Des cadrages à nouveau trop serrés ne nous permettent pas de profiter entièrement de l'humour et du sordide qui marquent le moment où les clients font leur choix entre les prostituées ou… le jeune page.
On a bien du mal à comprendre l'économie de plans généraux dans la mesure où la captation est réalisée en Haute Définition et, principalement, à destination de supports de diffusion… HD.
Avec une telle richesse de détail, les plans larges conservent une précision à même de satisfaire un regard exigeant.
Le solo de Lescaut bien éméché confirme les qualités d'acteur et de danseur de José Martín, brillant, espiègle ou cruel selon les phases du ballet. Le pas de deux avec sa maîtresse (Laura Morera, excellente, même s'il est difficile d'oublier la création de Monica Mason - Captation de 1982) ajoute l'humour à l'éventail des émotions. Les artistes excellent aussi dans ce registre. La rivalité entre filles participe de la même veine comique.
L'arrivée de Manon couverte d'un somptueux manteau (prodigieux costumes de Nicola Georgiadis) au bras de son protecteur devant les yeux de Des Grieux est un sommet de drame contenu.
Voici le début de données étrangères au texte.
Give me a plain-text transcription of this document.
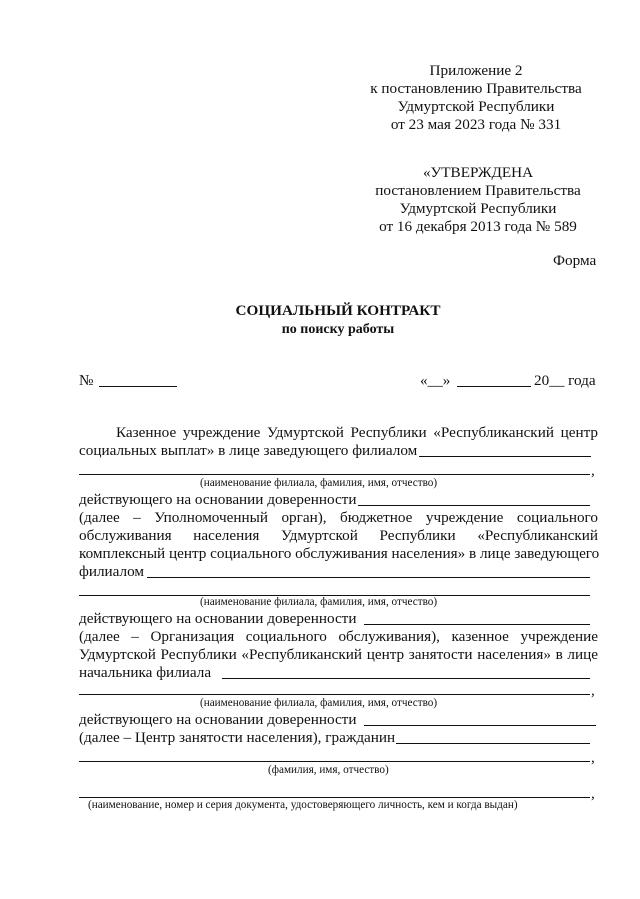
Приложение 2
к постановлению Правительства
Удмуртской Республики
от 23 мая 2023 года № 331
«УТВЕРЖДЕНА
постановлением Правительства
Удмуртской Республики
от 16 декабря 2013 года № 589
Форма
СОЦИАЛЬНЫЙ КОНТРАКТ
по поиску работы
№	«__»	20__ года
Казенное учреждение Удмуртской Республики «Республиканский центр
социальных выплат» в лице заведующего филиалом
,
(наименование филиала, фамилия, имя, отчество)
действующего на основании доверенности
(далее – Уполномоченный орган), бюджетное учреждение социального
обслуживания населения Удмуртской Республики «Республиканский
комплексный центр социального обслуживания населения» в лице заведующего
филиалом
(наименование филиала, фамилия, имя, отчество)
действующего на основании доверенности
(далее – Организация социального обслуживания), казенное учреждение
Удмуртской Республики «Республиканский центр занятости населения» в лице
начальника филиала
,
(наименование филиала, фамилия, имя, отчество)
действующего на основании доверенности
(далее – Центр занятости населения), гражданин
,
(фамилия, имя, отчество)
,
(наименование, номер и серия документа, удостоверяющего личность, кем и когда выдан)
Cet Acte remporte le pari de manier avec autant d'intelligence une légèreté et un dynamisme chorégraphique de situation que de permettre aux protagonistes de faire évoluer leur personnage dans une dimension de douleur à fleur de peau. Le bel arrangement musical de Leighton Lucas porte à la fois l'action, les sentiments et les danseurs avec maestria. L'adagio lancinant sur lequel Manon passe des mains d'admirateurs à celles de bourgeois concupiscents comme dans une transe est un moment de tension musicale toujours mesurée et en parfait accord avec le drame qui se joue.
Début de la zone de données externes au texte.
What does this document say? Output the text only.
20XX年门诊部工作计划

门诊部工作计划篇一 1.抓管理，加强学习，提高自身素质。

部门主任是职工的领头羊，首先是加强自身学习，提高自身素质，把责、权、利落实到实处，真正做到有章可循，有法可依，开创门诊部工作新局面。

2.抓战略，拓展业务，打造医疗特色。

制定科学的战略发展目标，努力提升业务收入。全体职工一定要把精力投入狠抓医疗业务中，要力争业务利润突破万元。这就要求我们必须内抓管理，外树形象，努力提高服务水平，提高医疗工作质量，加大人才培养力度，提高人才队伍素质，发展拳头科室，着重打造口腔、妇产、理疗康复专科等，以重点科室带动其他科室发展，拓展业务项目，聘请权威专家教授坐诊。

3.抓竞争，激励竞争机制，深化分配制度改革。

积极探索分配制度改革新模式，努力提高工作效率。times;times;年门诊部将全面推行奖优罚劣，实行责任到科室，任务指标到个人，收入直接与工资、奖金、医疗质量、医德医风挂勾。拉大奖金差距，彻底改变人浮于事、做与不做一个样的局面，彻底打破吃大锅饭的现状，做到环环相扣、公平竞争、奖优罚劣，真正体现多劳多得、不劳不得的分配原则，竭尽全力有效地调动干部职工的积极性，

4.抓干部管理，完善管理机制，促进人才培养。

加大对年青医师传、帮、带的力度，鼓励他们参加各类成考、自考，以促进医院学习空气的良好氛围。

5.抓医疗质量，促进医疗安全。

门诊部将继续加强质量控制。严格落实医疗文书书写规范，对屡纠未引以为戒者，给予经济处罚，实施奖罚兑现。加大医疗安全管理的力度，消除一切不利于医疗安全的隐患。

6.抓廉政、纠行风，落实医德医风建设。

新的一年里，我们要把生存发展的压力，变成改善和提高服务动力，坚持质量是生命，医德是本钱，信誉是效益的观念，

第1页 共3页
Tamara Rojo imprime à sa Manon une forme de sensualité morbide fascinante.
La partie de cartes qui clôt la Scène 1 est un moment de théâtre jubilatoire respirant avec la partition. Là encore le Royal Ballet s'exprime dans son univers comme aucune autre compagnie ne sait le faire, y compris le Ballet de l'Opéra de Paris dont L'Histoire de Manon est au répertoire.
Lorsque Manon partage à nouveau l'appartement de Des Grieux, le couple a mûri dans son rapport. Le luxe apprécié par la jeune femme s'est immiscé dans leur amour. Le souvenir de la fraîcheur de leur rencontre est magistralement représenté par un rappel de pas suggérés et une transposition musicale d'un thème de l'Acte I.
Sans doute plusieurs visionnages de ce ballet sont-ils nécessaires pour en apprécier la structure. Mais l'œuvre est si riche qu'à aucun moment la lassitude ne poindra.À l'Acte III, tant les dégradés verdâtres du décor (Nicholis Georgiadis, encore) que l'harmonie formée avec les costumes nous plongent dans la moiteur nauséabonde du port de la Nouvelle-Orléans, dans l'attente du navire des forçats.
Là encore, les cadrages sont très serrés…
Le débarquement des prostituées sous le regard lubrique du geôlier (Thomas Whitehead) imprime une tension au virage que prend le drame. L'épuisement de Manon accrochée au bras de son Chevalier rempli d'espoir, est rendu avec crédibilité par Tamara Rojo, une nouvelle fois physiquement transformée à l'orée du chemin de croix qui l'attend : l'assaut du geôlier, chorégraphié avec une brutalité et un réalisme précurseurs des créations postérieures de MacMillan.
Le couple se reforme après l'assassinat du gardien par Des Grieux et prépare le spectateur à un dernier tableau exceptionnel.
La fuite dans les marais devient le théâtre des hallucinations de Manon provoquées par la fièvre. Son passé ressurgit comme autant de fantômes qui apparaissent et disparaissent grâce à une mise en scène ingénieuse.
Le pas de deux final est un sommet de désespoir. Manon, désarticulée par la mort qui l'envahit, danse une dernière fois dans les bras de son Chevalier aimé. Carlos Acosta se situe à ce stade au-delà des superlatifs, s'appuyant sur le thème de L'Extase de La Vierge de Massenet qui nous soulève jusqu'au destin des personnages.
C'est un triomphe que réserve la salle à l'issue de la représentation
Nous ne pouvons ressentir qu'un seul regret : celui de ne pas pouvoir joindre nos applaudissements aux siens.